Excluding the nine voucher programs for students with special needs and the two for students in failing public school districts, five of the nation’s eight general voucher programs have income caps or give priority to low-income families. The more than 41,000 students participating in these means-tested voucher programs manage to afford private schools that they prefer over their local government schools. These numbers are small compared to the total number of students in those states, but I suspect that Strauss would not support lifting the caps on the number of vouchers available or increasing the voucher sizes, which range from 29 percent to 56 percent of the government schools’ operating per-pupil spending (excluding capital expenditures).


Strauss also misleadingly asserts that students participating in voucher programs do not benefit academically:

There are arguments made that students in voucher schools do better than their peers who wanted vouchers but didn’t get them and are in public schools. Research shows that that is largely not true.

Again, Strauss hides behind weasel words. Her assertion that it is “largely not true” that vouchers improve performance obscures the fact that all the randomized-controlled research shows that voucher students perform as well or better than their peers that sought vouchers but didn’t get them. Professor Patrick Wolf explains:

Nine different research teams have conducted 12 rigorous evaluations of these types of programs over the past 17 years. Eleven of those studies have reported at least some positive findings and no negative results from private school choice. People who claim there is no evidence that opportunity scholarship or “voucher” programs work clearly are not paying attention.

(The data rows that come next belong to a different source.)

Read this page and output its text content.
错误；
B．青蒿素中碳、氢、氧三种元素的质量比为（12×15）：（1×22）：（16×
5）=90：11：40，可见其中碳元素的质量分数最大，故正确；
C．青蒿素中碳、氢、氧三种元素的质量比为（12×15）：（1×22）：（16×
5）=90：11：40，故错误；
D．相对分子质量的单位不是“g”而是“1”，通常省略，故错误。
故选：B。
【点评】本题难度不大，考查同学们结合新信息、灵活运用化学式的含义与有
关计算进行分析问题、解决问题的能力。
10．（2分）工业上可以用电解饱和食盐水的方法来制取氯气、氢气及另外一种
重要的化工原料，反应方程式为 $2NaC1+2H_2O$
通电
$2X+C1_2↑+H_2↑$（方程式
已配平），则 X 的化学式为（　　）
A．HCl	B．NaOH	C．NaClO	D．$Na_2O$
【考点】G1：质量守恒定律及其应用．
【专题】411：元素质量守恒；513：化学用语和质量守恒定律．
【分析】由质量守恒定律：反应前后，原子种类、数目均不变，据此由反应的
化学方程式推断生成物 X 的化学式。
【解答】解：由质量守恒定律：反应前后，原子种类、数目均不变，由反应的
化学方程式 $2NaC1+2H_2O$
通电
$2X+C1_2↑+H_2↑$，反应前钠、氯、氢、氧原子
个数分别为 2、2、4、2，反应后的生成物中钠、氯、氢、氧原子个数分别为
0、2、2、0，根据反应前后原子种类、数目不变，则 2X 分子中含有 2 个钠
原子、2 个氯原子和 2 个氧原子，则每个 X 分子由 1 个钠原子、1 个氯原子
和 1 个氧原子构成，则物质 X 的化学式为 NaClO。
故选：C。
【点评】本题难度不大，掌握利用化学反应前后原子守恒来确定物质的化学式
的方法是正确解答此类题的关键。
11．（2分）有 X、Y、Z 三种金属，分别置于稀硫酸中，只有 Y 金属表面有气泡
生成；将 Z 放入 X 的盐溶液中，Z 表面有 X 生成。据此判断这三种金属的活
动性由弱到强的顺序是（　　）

Wolf also cites the increased graduation rates and college enrollment that school choice programs produce at a fraction of the cost of traditional government schools. Moreover, the voucher recipients are “on average, more disadvantaged than the typical public school student and thus dramatically more disadvantaged than the average private school student.”


There are legitimate concerns about voucher programs, as with every public policy. But it is intellectually dishonest to pretend that they don’t expand educational opportunities for low-income families or to ignore the copious research showing academic benefits. Strauss should correct the record.